Tips for Working with Congruent Triangles in Proofs
Two triangles are congruent if all pairs of corresponding sides are congruent, and all pairs of corresponding angles are congruent. Fortunately, we do not need to show all six of these congruent parts each time we want to show triangles congruent. There are 5 combination methods that allow us to show triangles to be congruent.
Remember to look for ONLY these combinations for congruent triangles:
SAS, ASA, SSS, AAS, and HL(right triangle)
But how do we decide which method we should be using?
Let’s look at some examples and tips:
Example 1:
Here is an example problem, using one of the methods mentioned above.
Which congruent triangle method do you think is used in this example?
Did you notice that the congruent triangle parts that were given to us were marked up in the diagram? This technique is very helpful when trying to decide which method of congruent triangles to use.
Mark diagram:
TIP: Mark any given information on your diagram.
Example 2:
In this example problem, examine the given information, mark the given information on the diagram as in the first tip, and decide if congruent triangles will help you solve this problem.
This problem does not ask you to prove the triangles are congruent. This, however, does not mean that you should not “look” for congruent triangles in this problem. Remember that once two triangles are congruent, their “left-over” corresponding pieces are also congruent. If you can prove these two triangles are congruent, you will be able to prove that the segments you need are also congruent since they will be “left-over” corresponding pieces.
Which of the congruent triangle methods do you think is used in this example?
Corresponding Parts:
TIP: Look to see if the pieces you need are “parts” of the triangles that can be proven congruent.
Example 3:
In this example problem, examine the given information, decide what else you need to know, and then decide the proper method to be used to prove the triangles congruent.
There seems to be missing information in this problem.

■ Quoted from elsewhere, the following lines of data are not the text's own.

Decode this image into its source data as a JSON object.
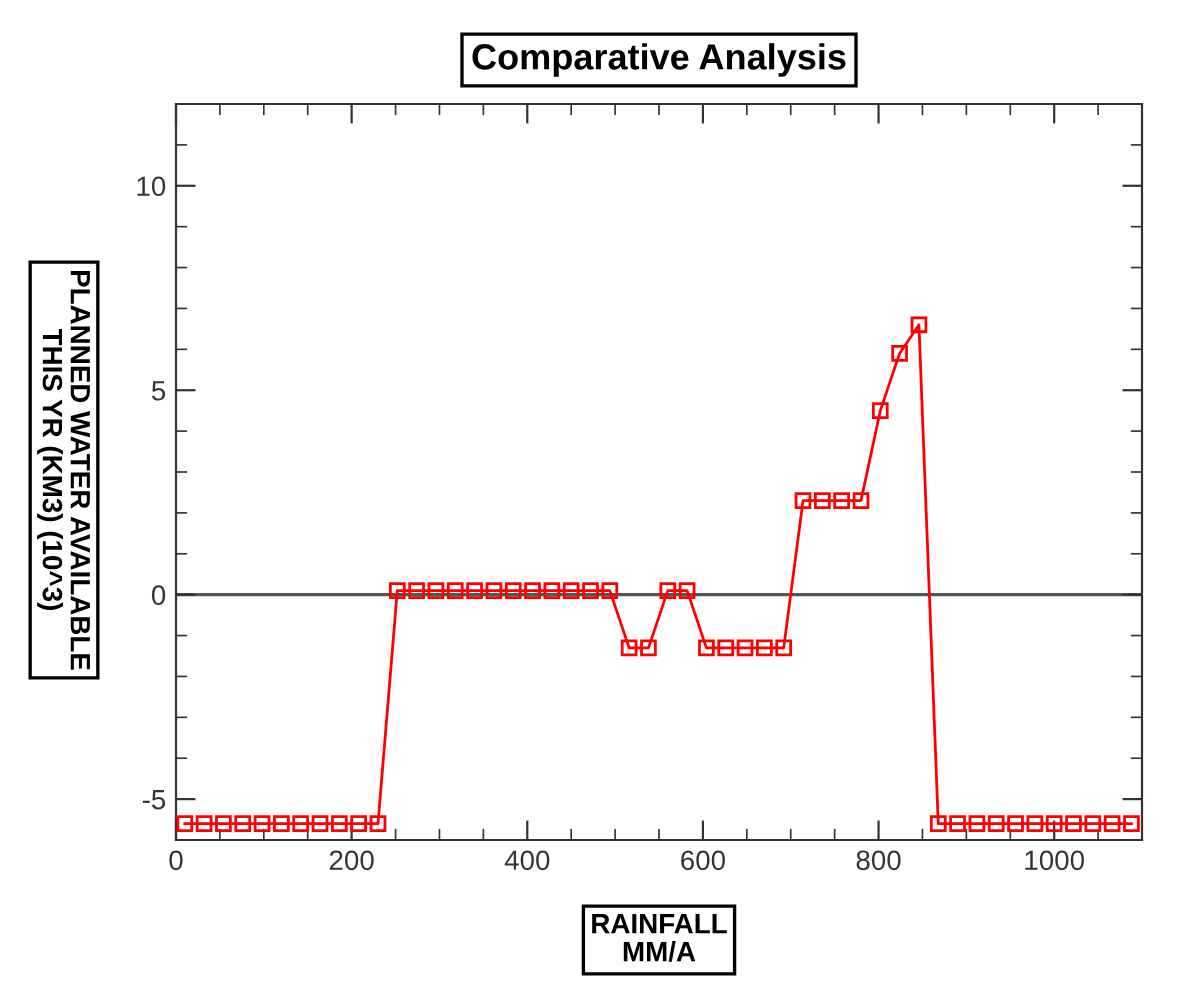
{
  "chart_data": {
    "type": "line",
    "title": "Comparative Analysis",
    "xlabel": "RAINFALL\nMM/A",
    "ylabel": "PLANNED WATER AVAILABLE\nTHIS YR (KM3) (10^3)",
    "x": [
      10,
      32,
      54,
      76,
      98,
      120,
      142,
      164,
      186,
      208,
      230,
      252,
      274,
      296,
      318,
      340,
      362,
      384,
      406,
      428,
      450,
      472,
      494,
      516,
      538,
      560,
      582,
      604,
      626,
      648,
      670,
      692,
      714,
      736,
      758,
      780,
      802,
      824,
      846,
      868,
      890,
      912,
      934,
      956,
      978,
      1000,
      1022,
      1044,
      1066,
      1088
    ],
    "series": [
      {
        "color": "#ff0000",
        "values": [
          -5.6,
          -5.6,
          -5.6,
          -5.6,
          -5.6,
          -5.6,
          -5.6,
          -5.6,
          -5.6,
          -5.6,
          -5.6,
          0.1,
          0.1,
          0.1,
          0.1,
          0.1,
          0.1,
          0.1,
          0.1,
          0.1,
          0.1,
          0.1,
          0.1,
          -1.3,
          -1.3,
          0.1,
          0.1,
          -1.3,
          -1.3,
          -1.3,
          -1.3,
          -1.3,
          2.3,
          2.3,
          2.3,
          2.3,
          4.5,
          5.9,
          6.6,
          -5.6,
          -5.6,
          -5.6,
          -5.6,
          -5.6,
          -5.6,
          -5.6,
          -5.6,
          -5.6,
          -5.6,
          -5.6
        ]
      }
    ],
    "xlim": [
      0,
      1100
    ],
    "ylim": [
      -6,
      12
    ],
    "xticks": [
      0,
      200,
      400,
      600,
      800,
      1000
    ],
    "yticks": [
      -5,
      0,
      5,
      10
    ],
    "marker": "square",
    "line_style": "solid",
    "ref_lines": [
      {
        "axis": "y",
        "value": 0,
        "color": "#555555"
      }
    ]
  }
}
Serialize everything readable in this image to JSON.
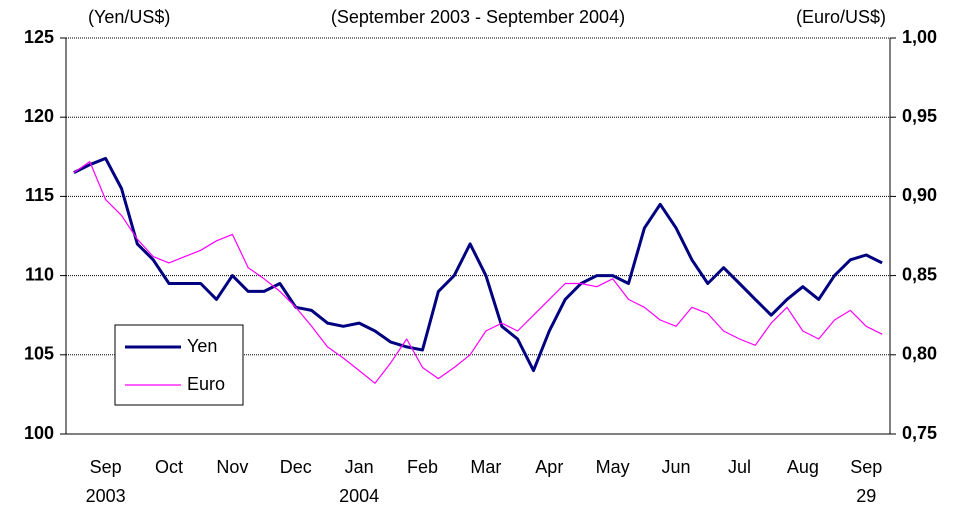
{
  "chart_data": {
    "type": "line",
    "title": "(September 2003 - September 2004)",
    "y_axis_label": "(Yen/US$)",
    "y2_axis_label": "(Euro/US$)",
    "categories": [
      null,
      null,
      "Sep",
      null,
      null,
      null,
      "Oct",
      null,
      null,
      null,
      "Nov",
      null,
      null,
      null,
      "Dec",
      null,
      null,
      null,
      "Jan",
      null,
      null,
      null,
      "Feb",
      null,
      null,
      null,
      "Mar",
      null,
      null,
      null,
      "Apr",
      null,
      null,
      null,
      "May",
      null,
      null,
      null,
      "Jun",
      null,
      null,
      null,
      "Jul",
      null,
      null,
      null,
      "Aug",
      null,
      null,
      null,
      "Sep",
      null
    ],
    "category_sublabels": [
      null,
      null,
      "2003",
      null,
      null,
      null,
      null,
      null,
      null,
      null,
      null,
      null,
      null,
      null,
      null,
      null,
      null,
      null,
      "2004",
      null,
      null,
      null,
      null,
      null,
      null,
      null,
      null,
      null,
      null,
      null,
      null,
      null,
      null,
      null,
      null,
      null,
      null,
      null,
      null,
      null,
      null,
      null,
      null,
      null,
      null,
      null,
      null,
      null,
      null,
      null,
      "29",
      null
    ],
    "series": [
      {
        "name": "Yen",
        "color": "#000080",
        "axis": "y",
        "values": [
          116.5,
          117.0,
          117.4,
          115.5,
          112.0,
          111.0,
          109.5,
          109.5,
          109.5,
          108.5,
          110.0,
          109.0,
          109.0,
          109.5,
          108.0,
          107.8,
          107.0,
          106.8,
          107.0,
          106.5,
          105.8,
          105.5,
          105.3,
          109.0,
          110.0,
          112.0,
          110.0,
          106.8,
          106.0,
          104.0,
          106.5,
          108.5,
          109.5,
          110.0,
          110.0,
          109.5,
          113.0,
          114.5,
          113.0,
          111.0,
          109.5,
          110.5,
          109.5,
          108.5,
          107.5,
          108.5,
          109.3,
          108.5,
          110.0,
          111.0,
          111.3,
          110.8
        ]
      },
      {
        "name": "Euro",
        "color": "#ff00ff",
        "axis": "y2",
        "values": [
          0.915,
          0.922,
          0.898,
          0.888,
          0.873,
          0.862,
          0.858,
          0.862,
          0.866,
          0.872,
          0.876,
          0.855,
          0.848,
          0.84,
          0.83,
          0.818,
          0.805,
          0.798,
          0.79,
          0.782,
          0.795,
          0.81,
          0.792,
          0.785,
          0.792,
          0.8,
          0.815,
          0.82,
          0.815,
          0.825,
          0.835,
          0.845,
          0.845,
          0.843,
          0.848,
          0.835,
          0.83,
          0.822,
          0.818,
          0.83,
          0.826,
          0.815,
          0.81,
          0.806,
          0.82,
          0.83,
          0.815,
          0.81,
          0.822,
          0.828,
          0.818,
          0.813
        ]
      }
    ],
    "ylim": [
      100,
      125
    ],
    "yticks": [
      100,
      105,
      110,
      115,
      120,
      125
    ],
    "y2lim": [
      0.75,
      1.0
    ],
    "y2ticks": [
      {
        "value": 0.75,
        "label": "0,75"
      },
      {
        "value": 0.8,
        "label": "0,80"
      },
      {
        "value": 0.85,
        "label": "0,85"
      },
      {
        "value": 0.9,
        "label": "0,90"
      },
      {
        "value": 0.95,
        "label": "0,95"
      },
      {
        "value": 1.0,
        "label": "1,00"
      }
    ],
    "grid": true,
    "legend": "lower-left"
  }
}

There are only two pieces of congruent information given. This problem expects you to “find” the additional information you will need to show that the triangles are congruent. What else do you notice is true in this picture?

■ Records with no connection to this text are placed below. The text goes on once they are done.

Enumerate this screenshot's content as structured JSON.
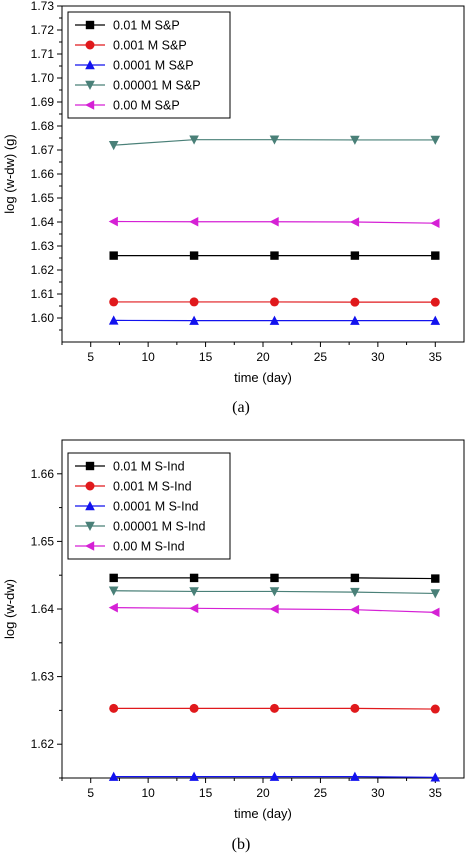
{
  "chart_data": [
    {
      "type": "line",
      "caption": "(a)",
      "xlabel": "time (day)",
      "ylabel": "log (w-dw) (g)",
      "xlim": [
        2.5,
        37.5
      ],
      "ylim": [
        1.59,
        1.73
      ],
      "xticks": [
        5,
        10,
        15,
        20,
        25,
        30,
        35
      ],
      "yticks": [
        1.6,
        1.61,
        1.62,
        1.63,
        1.64,
        1.65,
        1.66,
        1.67,
        1.68,
        1.69,
        1.7,
        1.71,
        1.72,
        1.73
      ],
      "ytick_decimals": 2,
      "legend_position": "top-left",
      "x": [
        7,
        14,
        21,
        28,
        35
      ],
      "series": [
        {
          "name": "0.01 M S&P",
          "values": [
            1.626,
            1.626,
            1.626,
            1.626,
            1.626
          ],
          "color": "#000000",
          "marker": "square"
        },
        {
          "name": "0.001 M S&P",
          "values": [
            1.6067,
            1.6067,
            1.6067,
            1.6066,
            1.6066
          ],
          "color": "#e0191c",
          "marker": "circle"
        },
        {
          "name": "0.0001 M S&P",
          "values": [
            1.599,
            1.5989,
            1.5989,
            1.5989,
            1.5989
          ],
          "color": "#1212ee",
          "marker": "triangle-up"
        },
        {
          "name": "0.00001 M S&P",
          "values": [
            1.672,
            1.6743,
            1.6743,
            1.6742,
            1.6742
          ],
          "color": "#4a8078",
          "marker": "triangle-down"
        },
        {
          "name": "0.00 M S&P",
          "values": [
            1.6402,
            1.6401,
            1.6401,
            1.64,
            1.6395
          ],
          "color": "#d520d5",
          "marker": "triangle-left"
        }
      ]
    },
    {
      "type": "line",
      "caption": "(b)",
      "xlabel": "time (day)",
      "ylabel": "log (w-dw)",
      "xlim": [
        2.5,
        37.5
      ],
      "ylim": [
        1.615,
        1.665
      ],
      "xticks": [
        5,
        10,
        15,
        20,
        25,
        30,
        35
      ],
      "yticks": [
        1.62,
        1.63,
        1.64,
        1.65,
        1.66
      ],
      "ytick_decimals": 2,
      "legend_position": "top-left",
      "x": [
        7,
        14,
        21,
        28,
        35
      ],
      "series": [
        {
          "name": "0.01 M S-Ind",
          "values": [
            1.6446,
            1.6446,
            1.6446,
            1.6446,
            1.6445
          ],
          "color": "#000000",
          "marker": "square"
        },
        {
          "name": "0.001 M S-Ind",
          "values": [
            1.6253,
            1.6253,
            1.6253,
            1.6253,
            1.6252
          ],
          "color": "#e0191c",
          "marker": "circle"
        },
        {
          "name": "0.0001 M S-Ind",
          "values": [
            1.6152,
            1.6152,
            1.6152,
            1.6152,
            1.6151
          ],
          "color": "#1212ee",
          "marker": "triangle-up"
        },
        {
          "name": "0.00001 M S-Ind",
          "values": [
            1.6427,
            1.6426,
            1.6426,
            1.6425,
            1.6423
          ],
          "color": "#4a8078",
          "marker": "triangle-down"
        },
        {
          "name": "0.00 M S-Ind",
          "values": [
            1.6402,
            1.6401,
            1.64,
            1.6399,
            1.6395
          ],
          "color": "#d520d5",
          "marker": "triangle-left"
        }
      ]
    }
  ]
}
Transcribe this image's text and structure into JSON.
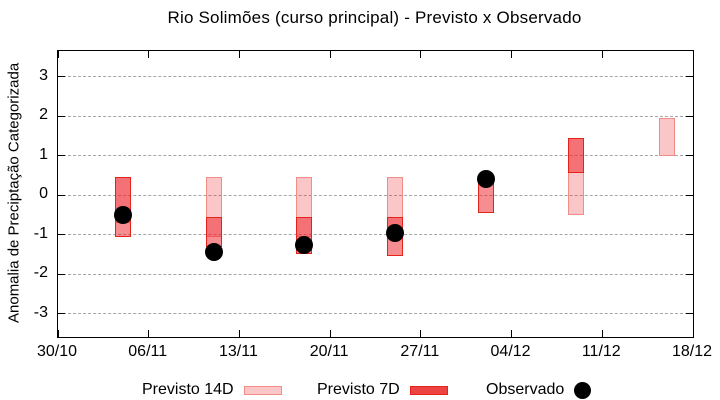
{
  "chart_data": {
    "type": "bar",
    "subtype": "forecast-range-boxes-with-observed-points",
    "title": "Rio Solimões (curso principal) - Previsto x Observado",
    "ylabel": "Anomalia de Preciptação Categorizada",
    "xlabel": "",
    "ylim": [
      -3.59,
      3.65
    ],
    "y_ticks": [
      3,
      2,
      1,
      0,
      -1,
      -2,
      -3
    ],
    "x_ticks": [
      {
        "label": "30/10",
        "day": 0
      },
      {
        "label": "06/11",
        "day": 7
      },
      {
        "label": "13/11",
        "day": 14
      },
      {
        "label": "20/11",
        "day": 21
      },
      {
        "label": "27/11",
        "day": 28
      },
      {
        "label": "04/12",
        "day": 35
      },
      {
        "label": "11/12",
        "day": 42
      },
      {
        "label": "18/12",
        "day": 49
      }
    ],
    "x_total_days": 49,
    "grid": true,
    "grid_color": "#a6a6a6",
    "axis_color": "#000000",
    "legend_position": "bottom",
    "series": [
      {
        "name": "Previsto 14D",
        "type": "box",
        "fill": "rgba(237,28,36,0.25)",
        "border": "#f18d85",
        "boxes": [
          {
            "date": "04/11",
            "day": 5,
            "top": 0.45,
            "bottom": -0.7
          },
          {
            "date": "11/11",
            "day": 12,
            "top": 0.45,
            "bottom": -1.05
          },
          {
            "date": "18/11",
            "day": 19,
            "top": 0.45,
            "bottom": -1.05
          },
          {
            "date": "25/11",
            "day": 26,
            "top": 0.45,
            "bottom": -1.05
          },
          {
            "date": "09/12",
            "day": 40,
            "top": 1.45,
            "bottom": -0.5
          },
          {
            "date": "16/12",
            "day": 47,
            "top": 1.95,
            "bottom": 1.0
          }
        ]
      },
      {
        "name": "Previsto 7D",
        "type": "box",
        "fill": "rgba(237,28,36,0.5)",
        "legend_fill": "#ee4343",
        "border": "#e3241b",
        "boxes": [
          {
            "date": "04/11",
            "day": 5,
            "top": 0.45,
            "bottom": -1.05
          },
          {
            "date": "11/11",
            "day": 12,
            "top": -0.55,
            "bottom": -1.3
          },
          {
            "date": "18/11",
            "day": 19,
            "top": -0.55,
            "bottom": -1.5
          },
          {
            "date": "25/11",
            "day": 26,
            "top": -0.55,
            "bottom": -1.55
          },
          {
            "date": "02/12",
            "day": 33,
            "top": 0.45,
            "bottom": -0.45
          },
          {
            "date": "09/12",
            "day": 40,
            "top": 1.45,
            "bottom": 0.55
          }
        ]
      },
      {
        "name": "Observado",
        "type": "points",
        "color": "#000000",
        "points": [
          {
            "date": "04/11",
            "day": 5,
            "value": -0.5
          },
          {
            "date": "11/11",
            "day": 12,
            "value": -1.45
          },
          {
            "date": "18/11",
            "day": 19,
            "value": -1.25
          },
          {
            "date": "25/11",
            "day": 26,
            "value": -0.95
          },
          {
            "date": "02/12",
            "day": 33,
            "value": 0.4
          }
        ]
      }
    ]
  }
}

Which of the congruent triangle methods do you think is used in this example?
Examine Diagram:
TIP: If not given all needed pieces to prove the triangles congruent, look to see what else you might know about the diagram.
Example 4:
In this example problem, examine the given information carefully, mark up the diagram and then decide upon the proper method to be used to prove the triangles congruent.

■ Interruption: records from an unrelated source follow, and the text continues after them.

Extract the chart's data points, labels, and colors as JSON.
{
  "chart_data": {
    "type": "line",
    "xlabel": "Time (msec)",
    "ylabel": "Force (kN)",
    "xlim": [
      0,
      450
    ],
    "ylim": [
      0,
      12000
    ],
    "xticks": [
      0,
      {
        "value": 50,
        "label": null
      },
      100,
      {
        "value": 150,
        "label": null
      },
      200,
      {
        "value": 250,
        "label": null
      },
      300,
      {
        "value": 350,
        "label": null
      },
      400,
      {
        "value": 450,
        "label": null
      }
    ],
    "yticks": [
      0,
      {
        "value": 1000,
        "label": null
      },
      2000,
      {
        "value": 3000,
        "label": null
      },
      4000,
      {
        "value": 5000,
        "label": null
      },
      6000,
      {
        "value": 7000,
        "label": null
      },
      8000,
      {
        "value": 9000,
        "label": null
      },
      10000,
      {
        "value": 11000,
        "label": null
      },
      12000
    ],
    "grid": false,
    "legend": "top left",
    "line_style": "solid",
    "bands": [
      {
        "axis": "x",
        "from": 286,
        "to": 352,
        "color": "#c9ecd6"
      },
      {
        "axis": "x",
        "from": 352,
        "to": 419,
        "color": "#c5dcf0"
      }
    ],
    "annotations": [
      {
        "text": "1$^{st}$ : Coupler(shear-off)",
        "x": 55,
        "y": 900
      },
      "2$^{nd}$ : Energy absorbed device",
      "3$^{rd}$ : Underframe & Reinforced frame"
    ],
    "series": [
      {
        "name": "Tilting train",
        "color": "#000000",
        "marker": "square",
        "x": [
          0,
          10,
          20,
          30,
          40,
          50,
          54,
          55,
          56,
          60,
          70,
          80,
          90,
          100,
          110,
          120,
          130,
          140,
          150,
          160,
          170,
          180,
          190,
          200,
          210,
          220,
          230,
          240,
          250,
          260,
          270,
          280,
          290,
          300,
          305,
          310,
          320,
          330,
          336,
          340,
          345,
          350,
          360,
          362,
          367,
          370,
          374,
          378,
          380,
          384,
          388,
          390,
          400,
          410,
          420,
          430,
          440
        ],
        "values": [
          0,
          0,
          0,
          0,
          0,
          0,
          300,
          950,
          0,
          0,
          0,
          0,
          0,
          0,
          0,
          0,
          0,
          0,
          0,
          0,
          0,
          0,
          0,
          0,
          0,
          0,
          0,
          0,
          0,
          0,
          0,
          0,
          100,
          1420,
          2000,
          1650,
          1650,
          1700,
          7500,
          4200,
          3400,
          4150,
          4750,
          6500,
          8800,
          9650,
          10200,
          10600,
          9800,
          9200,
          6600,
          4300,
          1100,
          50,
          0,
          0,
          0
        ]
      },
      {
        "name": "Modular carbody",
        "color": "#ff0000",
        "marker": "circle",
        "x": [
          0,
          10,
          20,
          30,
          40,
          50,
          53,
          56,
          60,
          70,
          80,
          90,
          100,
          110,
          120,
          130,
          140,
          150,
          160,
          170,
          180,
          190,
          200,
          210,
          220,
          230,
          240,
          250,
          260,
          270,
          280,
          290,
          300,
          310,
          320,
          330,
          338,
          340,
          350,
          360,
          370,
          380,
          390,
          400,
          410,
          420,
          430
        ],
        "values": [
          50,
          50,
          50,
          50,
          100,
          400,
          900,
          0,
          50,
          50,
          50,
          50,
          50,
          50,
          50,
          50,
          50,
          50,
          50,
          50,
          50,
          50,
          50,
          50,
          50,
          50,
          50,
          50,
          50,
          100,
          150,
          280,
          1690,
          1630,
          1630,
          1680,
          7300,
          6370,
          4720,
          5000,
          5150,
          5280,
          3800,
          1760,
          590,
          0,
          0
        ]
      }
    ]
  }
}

When you marked up the diagram, did you mark the information gained from the definition of the angle bisector? While this problem only gives you two of the three sets of congruent pieces needed to prove the triangles congruent, it also gives you a “hint” as to how to obtain the third needed set. The “hint” in this problem is in the form of a definition – the angle bisector.
Which of the congruent triangle methods do you think is used in this example?
Use Definitions:
TIP: Know your definitions! If the given information contains definitions, consider these as “hints” to the solution and be sure to use them.
This particular example can be solved in more than one way.
Even though the given information gives congruent information about <B and <D, this information is not needed to prove the triangles congruent. The two triangles in this problem “share” a side (called a common side). This “sharing” automatically gives you another set of congruent pieces.
More than one solution:
TIP: Stay open-minded. There may be more than one way to solve a problem.
Common Parts:
TIP: Look to see if your triangles “share” parts. These common parts are automatically one set of congruent parts.
In summary, when working with congruent triangles, remember to:
- Mark any given information on your diagram.
- Look to see if the pieces you need are “parts” of the triangles that can be proven congruent.
- If not given all needed pieces to prove the triangles congruent, look to see what else you might know about the diagram.
- Know your definitions! If the given information contains definitions, consider these as “hints” to the solution and be sure to use them.
- Stay open-minded. There may be more than one way to solve a problem.
- Look to see if your triangles “share” parts. These common parts are automatically one set of congruent parts.
Remember that proving triangles congruent is like solving a puzzle. Look carefully at the “puzzle” and use all of your geometrical strategies to arrive at an answer.